In his small study, surrounded by family photos and books about Winston Churchill, Napoleon Bonaparte, and the Indian spiritual leader Meher Baba, after whom the house is named, the doctor is philosophical about the future of his mission. With sadness, he foresees the day he will no longer perform delicate facial surgeries. Later this year, he says, he will reduce his surgery schedule to three weeks a month. Next year, he will reduce it again, to two weeks a month. “I plan to retire gently,” he says.

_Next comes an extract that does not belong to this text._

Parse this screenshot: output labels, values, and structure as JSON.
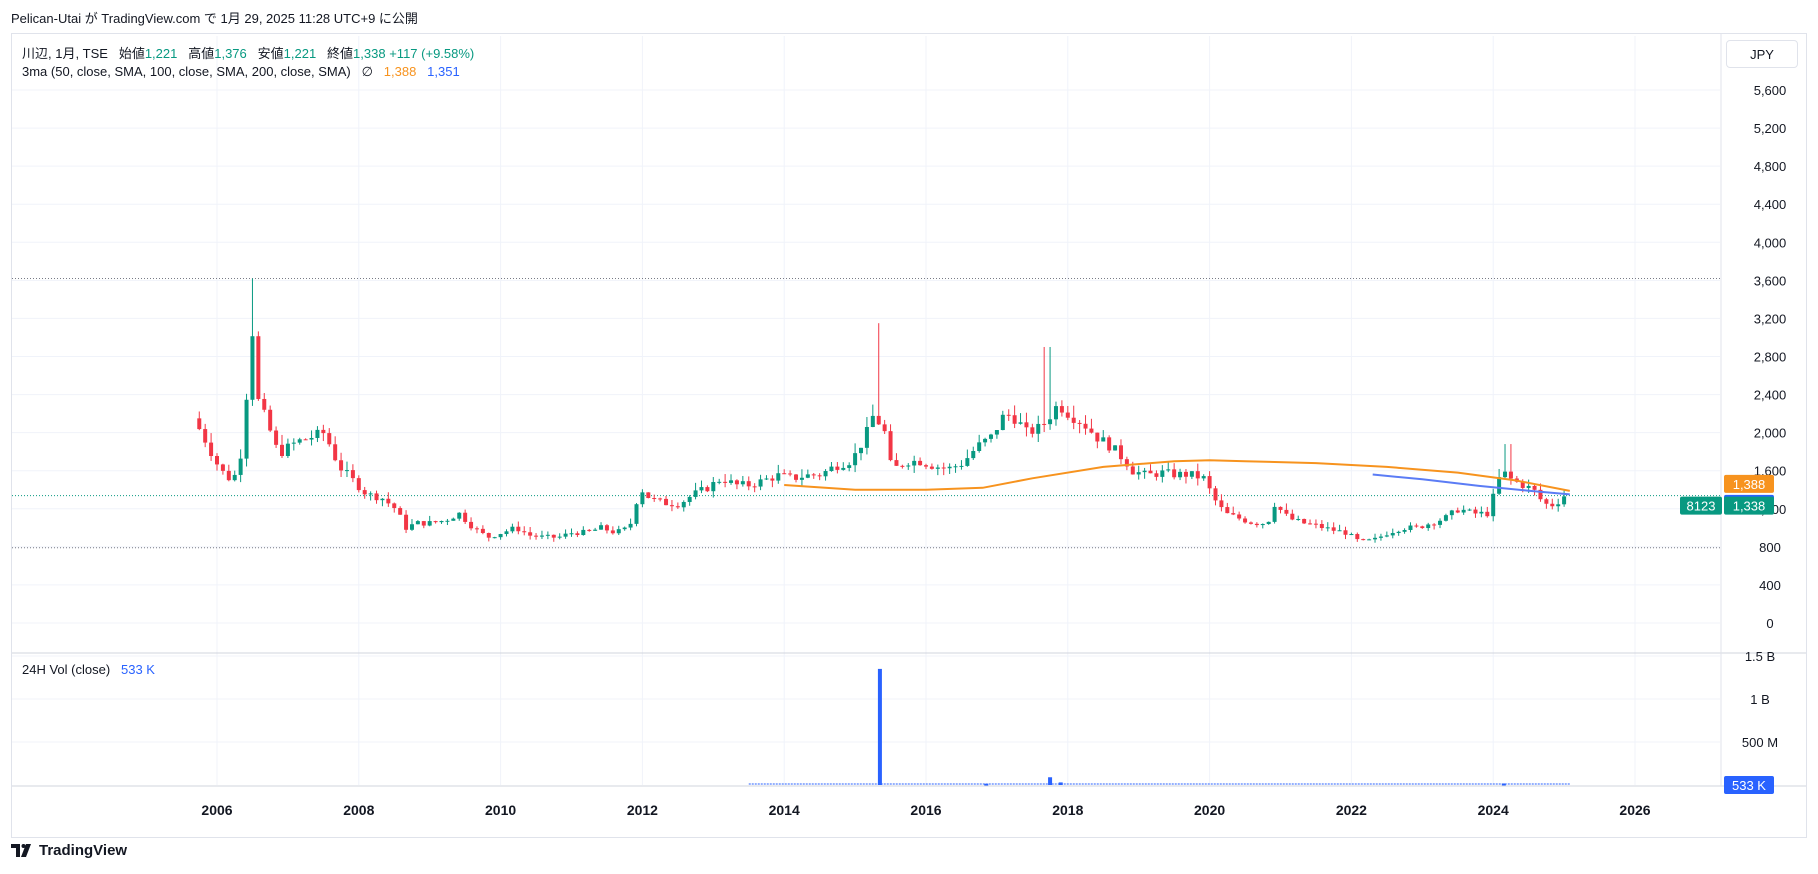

But he worries. As the business of medicine advances into the 21st century, the mission aspect has not kept pace in many parts of the world, including here in India.
“When I came to Jubilee, I saw an aura about the place,” he recalls. “People who should’ve died didn’t. People who were terribly sick recovered. All the prayers!” To some extent, in the shift from mercy to advanced medicine, the doctor has lost heart. “People holding on are fighting a losing battle. I used to worry about everything around me. Now I take care of my patients. I have to have tunnel vision.”